"Regardless to whether it is staged well or not, this opera is always a success," said director Achim Freyer in regards to "Die Zauberflöte" in an interview with journalist Mathais Heizmann. Not only is he correct, but from this seemingly apathetic mindset, Freyer has procured numerous versatile productions of Mozart's beloved "Die Zauberflöte," including last night's, which has been a fixture at the Semperoper since 2006.
The conglomeration of the disproportional doors and windows (reminiscent of something out of Lewis Carrol's "Alice in Wonderland"), loud colors and clownish makeup, and incongruous costumes was nothing short of an eyesore, but the aesthetics need not be beautiful to create valid, perceptive theater. The outlandish sets and costumes shone with a comfortingly childish simplicity and, most importantly, served their overt symbolic purposes.
Stefan Klingele began the evening in good taste with a poised, dynamic rendition of "Die Zauberflöte"'s famous overture; more impressively, however, Klingele kept an energetic thread pulled taut even through the opera's frequent spoken dialogue. This choppy opera does not lend itself well to fluidity, but Klingele and the orchestra's diligent energy manifested itself in an arching continuity throughout the piece.
On few occasions, such as during the Queen of the Night's Act I aria, "O Zittre nicht, mein leiber Sohn," tempos were a little rushed. Anna Siminska, who sang the vengeful Queen of the Night, was not afforded much of a chance to really sink her teeth into this whopping aria at such a clipping speed; all the same, Siminska's powerful and agile voice, as well as her coloratura fireworks, were warmly received. An impressive voice, no doubt, but Siminska's control over it was unreliable and both her Act I and II arias contained glaring lapses in intonation.

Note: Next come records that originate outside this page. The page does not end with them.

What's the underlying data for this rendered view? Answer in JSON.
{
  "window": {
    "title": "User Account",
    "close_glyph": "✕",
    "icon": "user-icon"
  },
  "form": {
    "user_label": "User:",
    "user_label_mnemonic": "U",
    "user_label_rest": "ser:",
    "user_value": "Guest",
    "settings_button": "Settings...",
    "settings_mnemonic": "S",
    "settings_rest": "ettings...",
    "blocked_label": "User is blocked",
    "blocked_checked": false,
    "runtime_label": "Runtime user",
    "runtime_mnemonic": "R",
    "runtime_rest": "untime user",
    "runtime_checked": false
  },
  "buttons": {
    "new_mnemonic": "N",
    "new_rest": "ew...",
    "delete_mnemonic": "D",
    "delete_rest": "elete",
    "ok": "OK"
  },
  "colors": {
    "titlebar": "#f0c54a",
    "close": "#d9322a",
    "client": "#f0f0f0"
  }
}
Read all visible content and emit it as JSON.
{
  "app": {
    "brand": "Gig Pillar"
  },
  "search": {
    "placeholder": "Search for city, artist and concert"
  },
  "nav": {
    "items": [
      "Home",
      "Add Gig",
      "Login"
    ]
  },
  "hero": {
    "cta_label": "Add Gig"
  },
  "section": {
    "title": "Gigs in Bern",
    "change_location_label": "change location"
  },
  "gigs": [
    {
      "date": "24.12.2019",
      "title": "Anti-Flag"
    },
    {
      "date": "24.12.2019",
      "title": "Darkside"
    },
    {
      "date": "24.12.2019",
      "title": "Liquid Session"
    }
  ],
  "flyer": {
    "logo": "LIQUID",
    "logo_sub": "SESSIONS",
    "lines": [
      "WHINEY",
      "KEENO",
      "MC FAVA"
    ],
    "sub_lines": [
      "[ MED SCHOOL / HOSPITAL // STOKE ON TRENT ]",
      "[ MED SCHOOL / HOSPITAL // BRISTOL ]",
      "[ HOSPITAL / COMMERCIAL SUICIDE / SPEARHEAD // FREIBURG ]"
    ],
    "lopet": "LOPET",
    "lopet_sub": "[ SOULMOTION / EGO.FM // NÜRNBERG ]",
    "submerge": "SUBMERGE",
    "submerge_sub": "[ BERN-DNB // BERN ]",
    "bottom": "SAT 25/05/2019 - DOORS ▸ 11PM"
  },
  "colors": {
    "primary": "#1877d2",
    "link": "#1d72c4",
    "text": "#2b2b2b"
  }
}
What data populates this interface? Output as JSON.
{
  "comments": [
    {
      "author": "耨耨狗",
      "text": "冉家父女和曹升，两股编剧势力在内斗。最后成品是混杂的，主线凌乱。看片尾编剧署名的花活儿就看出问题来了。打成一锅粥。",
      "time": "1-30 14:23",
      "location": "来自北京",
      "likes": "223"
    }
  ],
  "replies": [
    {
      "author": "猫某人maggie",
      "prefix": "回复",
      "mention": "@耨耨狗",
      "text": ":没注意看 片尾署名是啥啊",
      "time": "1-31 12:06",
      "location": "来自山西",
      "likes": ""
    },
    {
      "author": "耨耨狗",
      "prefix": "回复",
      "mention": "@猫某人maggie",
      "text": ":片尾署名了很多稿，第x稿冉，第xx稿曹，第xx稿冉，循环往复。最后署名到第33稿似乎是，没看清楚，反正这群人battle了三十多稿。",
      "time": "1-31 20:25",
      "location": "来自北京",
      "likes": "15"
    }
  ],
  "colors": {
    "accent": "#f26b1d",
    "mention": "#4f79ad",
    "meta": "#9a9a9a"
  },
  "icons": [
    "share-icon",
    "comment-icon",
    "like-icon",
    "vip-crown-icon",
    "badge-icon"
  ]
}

Mozart's foil to the shrieking Queen of the Night, who sings in the very stratosphere of the female vocal range, is the placid priest, Sarastro. Michael Eder's balmy voice both soothed and commanded in Sarastro's stately arias. He showed consistency even in the cavernously low tessitura called for in "In diesen heil'gen Hallen," which proved to be one of the highlights of the night.
The honest love of the opera's protagonists, Tamino, sung by Rainer Trost, and Pamina, sung by Ute Selbig, was thankfully not smothered by the loud costumes and slapstick humor, but retained the opera's grounding philosophical aspects. Technically, Trost sang in fine Mozartian form and displayed accuracy and confidence in his role. He was able to bring Tamino from boyhood to manhood with his dynamic finesse and burning sincerity. Selbig played a more sedate, but likable, Pamina. Not the usual damsel in distress, Selbig's Pamina came off as level-headed and much more self-reliant. Her handsome voice possessed a unique, raw quality and was able to achieve an array of expressive colors. Unfortunately, the role was slightly out of Selbig's vocal range and in the instances that a high B-flat were called for, she could not deliver.
Tamino's comic sidekick, Papageno was sung by Austrian baritone, Moritz Gogg. Endowed with tremendous comedic abilities, Gogg illuminated the stage with his good-natured portrayal of the bird catcher who has a taste for life's simple pleasures. Gogg's ironically thick and burly sound juxtaposed Papageno's cowardly nature and added new layers of hilarity to the scene. The role of Papageno's counterpart, Papagena, sung by soprano Nadja Mchantaf, is short and sweet. Despite her minor role, Mchantaf possessed, perhaps, the most genuinely radiant voice of the night and her adorable portrayal of Papageno's uncanny soul mate was a delight.
"Die Zauberflöte" is brimming with magnificent ensemble music. The three ladies enchanted with their plush harmonies and coy attitudes and the many duets, trios, and other ensembles were engaging and well practiced.
The simplicity of the set stressed how vague and truthfully unimportant the setting is to this vitality of this transcendent opera. Watching "The Magic Flute" in which there is no physical flute, however, was a little bizarre. That aside, both the comedic and dramatic found voice in Freyer's long-standing production of "Die Zauberflöte" at the Semperoper and allowed for moments of both quality entertainment and stunning beauty.